Lessa and colleagues evaluated population-based surveillance data from 348 nursing homes in 10 US regions to estimate the incidence, recurrence, hospitalization and death among patients with nursing home-onset CDI.
Of 3,513 cases identified, 272 had a full medical record review; among those patients, the median age was 82 years, 60% were women, 77% had received antibiotics in the 12 weeks before positive stool specimen and 57% were discharged from a hospital in the month before positive stool specimen. The national estimate for annual nursing home-onset CDI (adjusted for age and diagnostic technique) was 115,811 cases (95% CI, 97,159-134,121), which included an estimated 31,644 who were hospitalized within a week of positive stool sample (95% CI, 25,875-37,415); 21,103 recurrent cases 14 to 60 days after prior positive stool sample (95% CI, 14,720-27,487); and 9,053 deaths within 30 days (95% CI, 6,874-11,231).

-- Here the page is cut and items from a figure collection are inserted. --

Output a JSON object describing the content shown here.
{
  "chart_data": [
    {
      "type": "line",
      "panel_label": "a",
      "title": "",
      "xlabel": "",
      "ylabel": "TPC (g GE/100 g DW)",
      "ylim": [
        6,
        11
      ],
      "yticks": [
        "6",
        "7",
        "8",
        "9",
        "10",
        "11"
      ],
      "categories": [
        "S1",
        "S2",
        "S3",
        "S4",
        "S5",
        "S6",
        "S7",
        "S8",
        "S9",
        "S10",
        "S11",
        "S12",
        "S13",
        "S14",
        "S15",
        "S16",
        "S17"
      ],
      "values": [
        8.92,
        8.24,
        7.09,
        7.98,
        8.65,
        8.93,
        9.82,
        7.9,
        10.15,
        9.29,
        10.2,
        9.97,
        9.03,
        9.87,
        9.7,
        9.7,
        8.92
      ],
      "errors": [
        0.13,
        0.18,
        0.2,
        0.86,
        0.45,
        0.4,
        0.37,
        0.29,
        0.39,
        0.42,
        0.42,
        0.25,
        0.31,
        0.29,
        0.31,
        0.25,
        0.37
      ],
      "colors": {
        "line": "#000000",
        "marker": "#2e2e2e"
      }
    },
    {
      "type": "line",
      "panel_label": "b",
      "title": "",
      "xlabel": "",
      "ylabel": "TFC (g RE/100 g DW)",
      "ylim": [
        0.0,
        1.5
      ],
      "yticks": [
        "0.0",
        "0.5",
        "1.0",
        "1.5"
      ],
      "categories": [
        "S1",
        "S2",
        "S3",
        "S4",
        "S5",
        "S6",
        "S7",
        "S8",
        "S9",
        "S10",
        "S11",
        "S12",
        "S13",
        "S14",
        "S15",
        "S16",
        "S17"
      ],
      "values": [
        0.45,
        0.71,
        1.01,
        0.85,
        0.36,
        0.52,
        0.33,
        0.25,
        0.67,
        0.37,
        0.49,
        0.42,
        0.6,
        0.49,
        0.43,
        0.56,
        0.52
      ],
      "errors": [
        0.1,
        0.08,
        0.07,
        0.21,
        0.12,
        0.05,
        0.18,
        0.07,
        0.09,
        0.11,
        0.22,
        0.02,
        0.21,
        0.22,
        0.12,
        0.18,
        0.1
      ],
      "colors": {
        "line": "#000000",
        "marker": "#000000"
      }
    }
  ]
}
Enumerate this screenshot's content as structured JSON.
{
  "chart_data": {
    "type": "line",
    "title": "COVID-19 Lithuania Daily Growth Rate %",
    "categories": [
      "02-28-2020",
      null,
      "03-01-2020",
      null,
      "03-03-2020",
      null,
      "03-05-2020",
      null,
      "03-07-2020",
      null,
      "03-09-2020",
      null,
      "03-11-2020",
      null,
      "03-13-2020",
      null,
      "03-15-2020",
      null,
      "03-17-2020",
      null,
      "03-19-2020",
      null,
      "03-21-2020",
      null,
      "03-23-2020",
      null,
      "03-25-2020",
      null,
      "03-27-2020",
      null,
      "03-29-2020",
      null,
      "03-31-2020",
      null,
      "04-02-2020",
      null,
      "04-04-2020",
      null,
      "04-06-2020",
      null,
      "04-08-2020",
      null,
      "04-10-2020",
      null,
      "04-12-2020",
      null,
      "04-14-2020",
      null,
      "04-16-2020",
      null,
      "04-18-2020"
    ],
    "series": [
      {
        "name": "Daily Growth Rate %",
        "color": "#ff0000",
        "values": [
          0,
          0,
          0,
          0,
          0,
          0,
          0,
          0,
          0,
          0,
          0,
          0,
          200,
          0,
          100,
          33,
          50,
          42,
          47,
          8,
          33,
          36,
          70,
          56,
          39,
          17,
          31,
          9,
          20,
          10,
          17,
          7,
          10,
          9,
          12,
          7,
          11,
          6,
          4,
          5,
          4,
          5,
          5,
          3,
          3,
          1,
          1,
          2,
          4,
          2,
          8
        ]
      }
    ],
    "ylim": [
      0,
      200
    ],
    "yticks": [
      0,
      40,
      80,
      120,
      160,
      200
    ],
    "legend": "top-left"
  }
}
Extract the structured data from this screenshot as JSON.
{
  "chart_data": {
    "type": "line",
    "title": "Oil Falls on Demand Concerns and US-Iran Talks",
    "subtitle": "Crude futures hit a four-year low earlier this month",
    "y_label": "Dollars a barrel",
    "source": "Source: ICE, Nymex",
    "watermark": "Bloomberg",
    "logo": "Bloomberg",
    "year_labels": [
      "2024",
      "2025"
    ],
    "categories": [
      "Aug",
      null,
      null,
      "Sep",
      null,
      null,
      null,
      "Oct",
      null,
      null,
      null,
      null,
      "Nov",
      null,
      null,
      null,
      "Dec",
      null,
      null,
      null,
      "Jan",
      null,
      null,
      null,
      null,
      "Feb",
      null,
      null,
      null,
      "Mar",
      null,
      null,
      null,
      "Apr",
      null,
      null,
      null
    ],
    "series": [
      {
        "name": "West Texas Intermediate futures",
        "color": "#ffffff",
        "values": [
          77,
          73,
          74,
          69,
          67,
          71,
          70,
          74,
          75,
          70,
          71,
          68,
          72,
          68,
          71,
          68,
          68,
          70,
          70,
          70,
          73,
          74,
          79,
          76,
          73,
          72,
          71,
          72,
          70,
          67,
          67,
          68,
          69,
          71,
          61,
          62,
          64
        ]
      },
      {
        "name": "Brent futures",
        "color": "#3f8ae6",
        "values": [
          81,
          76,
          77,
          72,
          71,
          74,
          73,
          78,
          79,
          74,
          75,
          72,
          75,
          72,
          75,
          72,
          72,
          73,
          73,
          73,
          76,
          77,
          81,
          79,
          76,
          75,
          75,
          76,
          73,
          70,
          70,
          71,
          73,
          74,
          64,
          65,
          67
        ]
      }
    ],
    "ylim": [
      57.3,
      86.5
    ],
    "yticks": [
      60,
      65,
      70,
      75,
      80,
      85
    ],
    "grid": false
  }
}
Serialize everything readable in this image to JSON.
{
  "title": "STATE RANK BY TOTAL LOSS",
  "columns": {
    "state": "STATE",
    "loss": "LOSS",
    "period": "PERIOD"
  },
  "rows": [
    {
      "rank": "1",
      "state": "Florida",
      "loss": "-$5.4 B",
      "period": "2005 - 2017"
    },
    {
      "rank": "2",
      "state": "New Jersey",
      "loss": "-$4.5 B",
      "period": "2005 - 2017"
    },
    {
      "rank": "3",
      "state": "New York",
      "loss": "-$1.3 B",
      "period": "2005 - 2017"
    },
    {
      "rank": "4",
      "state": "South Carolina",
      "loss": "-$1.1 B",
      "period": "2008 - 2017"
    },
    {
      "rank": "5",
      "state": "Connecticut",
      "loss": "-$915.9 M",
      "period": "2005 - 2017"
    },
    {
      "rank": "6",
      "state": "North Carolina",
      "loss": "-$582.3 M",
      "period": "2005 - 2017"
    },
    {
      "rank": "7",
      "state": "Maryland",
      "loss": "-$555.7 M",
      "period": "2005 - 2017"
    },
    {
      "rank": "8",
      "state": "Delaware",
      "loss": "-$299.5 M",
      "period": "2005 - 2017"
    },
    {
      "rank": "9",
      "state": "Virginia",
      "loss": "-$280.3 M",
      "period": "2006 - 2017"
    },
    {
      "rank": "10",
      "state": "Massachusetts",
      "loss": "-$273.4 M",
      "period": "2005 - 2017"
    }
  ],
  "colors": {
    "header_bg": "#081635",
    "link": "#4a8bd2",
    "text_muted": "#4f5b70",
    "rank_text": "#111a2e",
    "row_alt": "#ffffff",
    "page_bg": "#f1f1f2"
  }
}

“In summary, nursing home CDI is associated with substantial morbidity and mortality,” Lessa said. “Approximately 115,000 nursing home CDI cases occurred in 2012 in the US, resulting in 31,000 hospitalizations and 9,000 deaths. Most patients were exposed to antibiotics, and had onset of the disease within a month after discharge. Strategies to reduce antibiotic use in acute and long-term care settings may lead to decreases in CDI with onset in nursing homes in the US.”
For more information:
Hunter JC. Abstract 524. Presented at: IDWeek; Oct. 8-12, 2014; Philadelphia.
Disclosure: See the abstract for a full list of relevant financial disclosures.